Selon l’article R 743-2 du Code de l’entrée et du séjour des étrangers et du droit d’asile, à peine d’irrecevabilité, la requête est motivée, datée, signée et accompagnée de toutes les pièces justificatives utiles, notamment une copie du registre prévu à l’article L744-2.
Il résulte de la combinaison des articles L743-9 et L 742-4 du code de l’entrée et du séjour des étrangers et du droit d’asile que le juge des libertés et de la détention s’assure lors de l’examen de chaque demande de prolongation d’une mesure de rétention d’un étranger, de la régularité du déroulement de la mesure de rétention, depuis sa précédente présentation, notamment d’après les mentions du registre prévu à l’article L744-2 du même code.
Doivent être considérées des pièces justificatives utiles dont la production conditionne la recevabilité de la requête, les pièces qui sont nécessaires à l’appréciation par le juge des éléments de fait et de droit dont l’examen lui permet d’exercer son plein pouvoir.
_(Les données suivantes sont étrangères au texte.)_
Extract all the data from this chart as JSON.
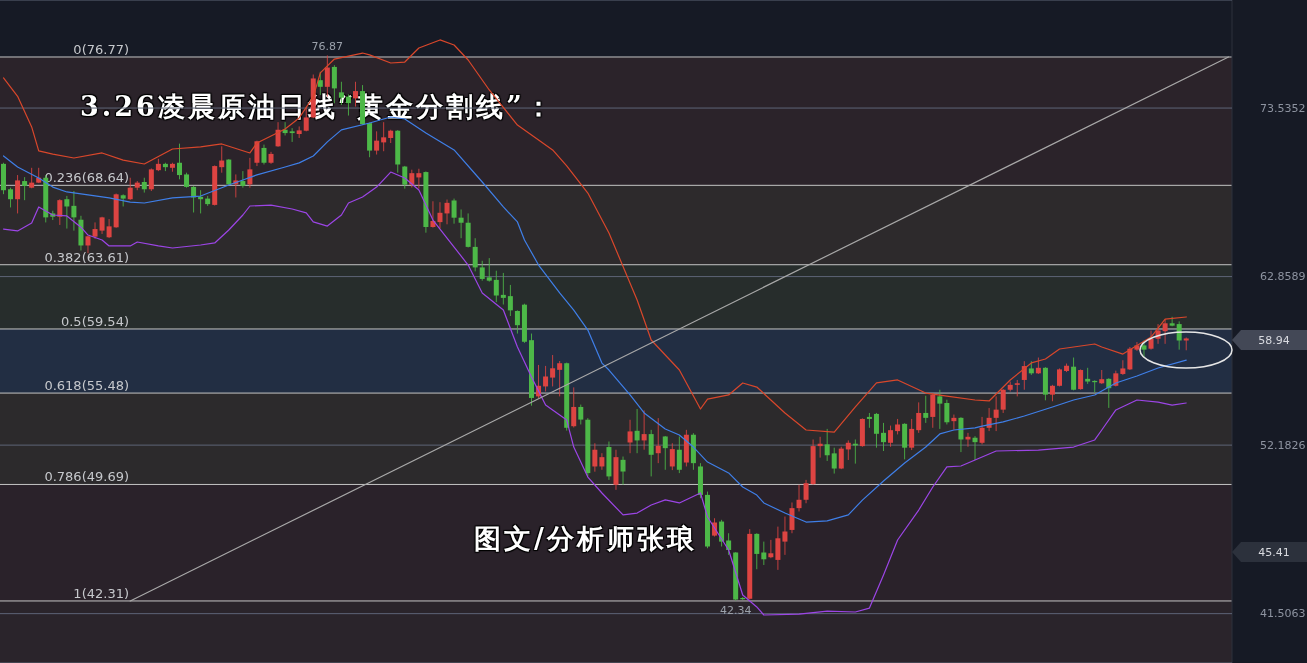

Les pièces de la procédure relative à la caractérisation de la menace à l’ordre public sont examinées au fond, au moment de l’examen des critères de l’article L 742-5 du Code de l’entrée et du séjour des étrangers et du droit d’asile et non pour apprécier la recevabilité de la requête. Il en est de même d’un procès-verbal portant sur le refus d’embarquer de la personne étrangère.
Ces éléments ne relèvent pas de pièces justificatives utiles.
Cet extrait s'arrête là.